He’s not a Prince Charming. He’s not rich, *the most* handsome man in the world or without flaw. Neither am I. I am so flawed. He’s just a normal guy. A normal guy who does dorky things who started our relationship by texting me in a movie theater that he really wanted to kiss me. And I let him in. I let him pour into me so quickly. And the pool settled and all of my holes were full, for a while. I felt like sometimes he didn’t want to communicate, didn’t want me as much as I wanted him. But now I wonder if I wanted him to fill holes that didn’t exist yet? Holes that I should be filling with my own hobbies? Holes that I should be filling with self-worth. Canyons that should be filled with friends. Maybe I needed more stuff to keep me busy, rather than needing him all of the time. And that made me bitter. And that made me push. That made me lonely. That made me lose him.

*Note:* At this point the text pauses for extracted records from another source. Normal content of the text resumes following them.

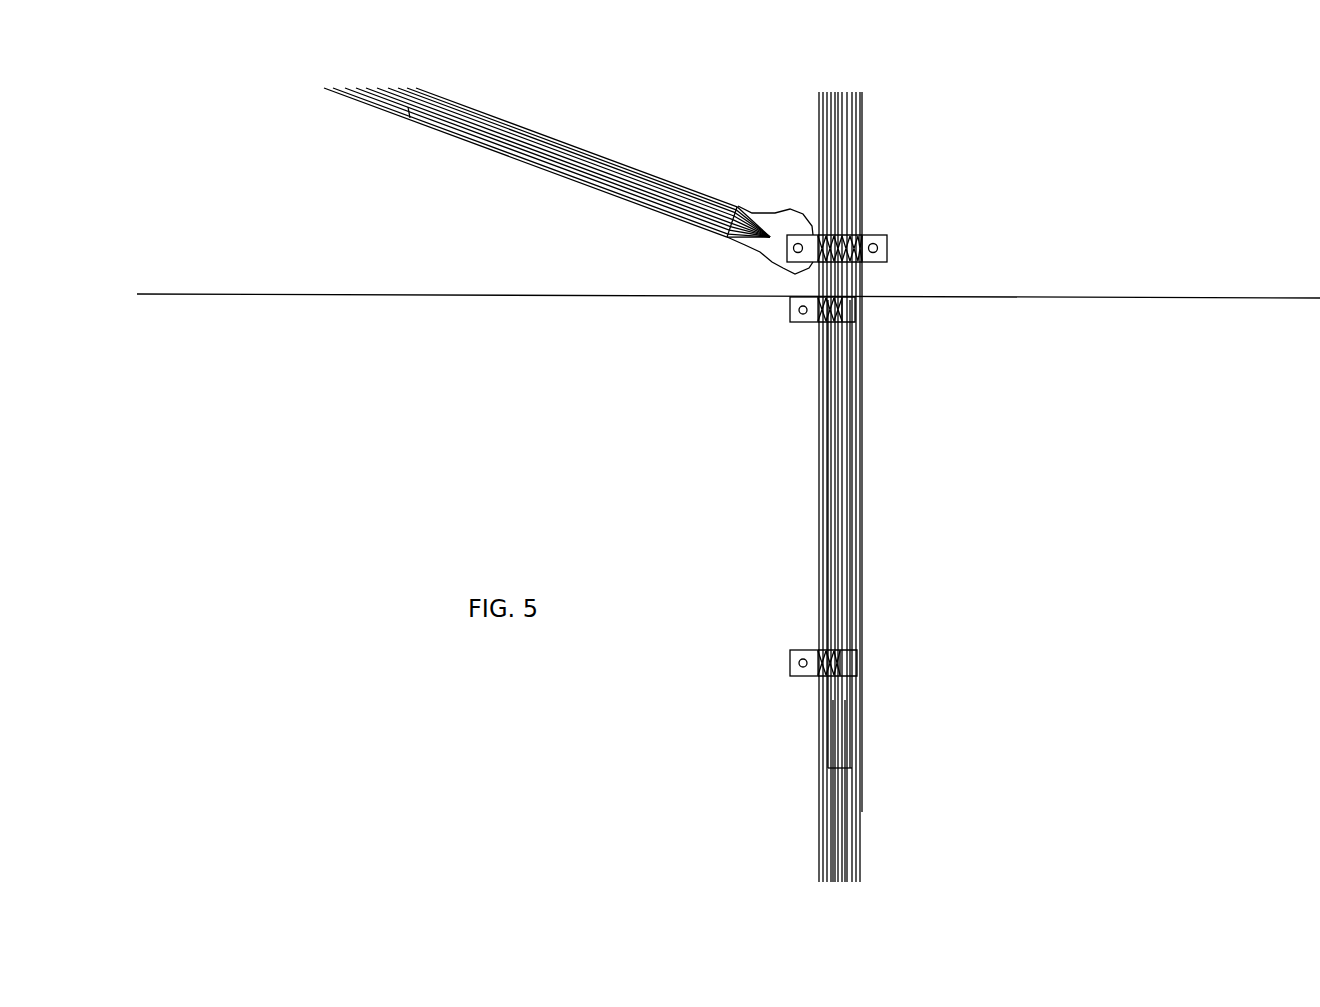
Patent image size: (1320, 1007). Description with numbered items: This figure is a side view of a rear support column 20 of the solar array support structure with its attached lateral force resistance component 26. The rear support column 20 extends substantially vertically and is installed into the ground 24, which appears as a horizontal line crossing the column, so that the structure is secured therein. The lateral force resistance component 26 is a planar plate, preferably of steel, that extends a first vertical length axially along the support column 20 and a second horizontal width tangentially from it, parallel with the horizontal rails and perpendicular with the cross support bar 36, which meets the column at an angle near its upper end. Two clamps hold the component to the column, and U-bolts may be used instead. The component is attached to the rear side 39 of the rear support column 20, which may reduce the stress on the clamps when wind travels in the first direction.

The rear support column 20 is at (837, 833).
The ground 24 is at (992, 332).
The lateral force resistance component 26 is at (862, 624).
The cross support bar 36 is at (573, 163).
The rear side 39 is at (866, 500).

In other news…both of my applications for LPN programs are in and now I wait on the committee to meet and decide my fate. I scored an 85.something TEAS score which puts me in the 91st percentile. I just hope that’s good enough because I need this.

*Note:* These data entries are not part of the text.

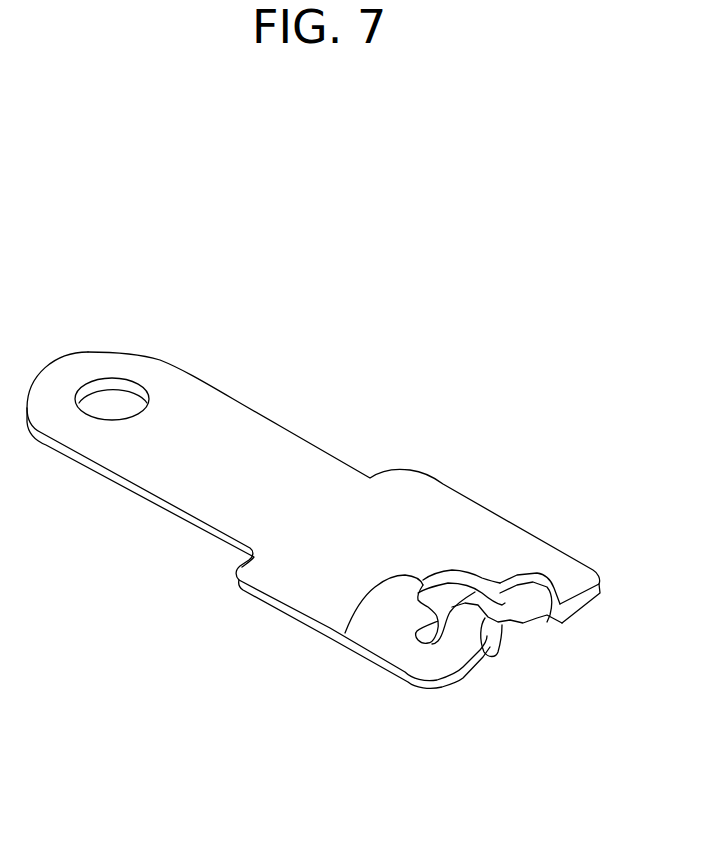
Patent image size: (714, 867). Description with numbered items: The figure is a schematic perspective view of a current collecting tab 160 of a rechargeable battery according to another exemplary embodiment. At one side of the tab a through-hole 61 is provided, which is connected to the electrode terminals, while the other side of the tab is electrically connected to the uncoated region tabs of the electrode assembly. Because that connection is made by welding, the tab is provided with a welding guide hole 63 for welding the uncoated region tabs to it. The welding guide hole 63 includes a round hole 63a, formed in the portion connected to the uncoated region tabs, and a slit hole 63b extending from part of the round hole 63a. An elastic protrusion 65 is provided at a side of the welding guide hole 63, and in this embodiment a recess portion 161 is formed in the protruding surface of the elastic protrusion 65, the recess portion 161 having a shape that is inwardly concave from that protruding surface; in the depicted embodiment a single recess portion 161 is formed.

The current collecting tab 160 is at (427, 392).
The through-hole 61 is at (105, 383).
The welding guide hole 63 is at (393, 658).
The round hole 63a is at (345, 633).
The slit hole 63b is at (421, 627).
The elastic protrusion 65 is at (485, 613).
The recess portion 161 is at (548, 630).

I’m so tired of my retail job. Everything about it bores me. The little things that my manager considers important are stupid. “Ask every customer to buy this Butterfinger” Seriously? As a customer, that shit annoys me. I refuse to ask. What, is he going to stand behind me all day and make sure I ask? Maybe I’m a nonconformist, or maybe it really is as ridiculous as I feel it is, but if he wants to get rid of me because I won’t force Butterfingers down customer’s throats, then so be it! Retail was never going to be my life. The only thing that keeps me going in that job is the friendships I have formed with my coworkers. Otherwise, I wouldn’t even be there.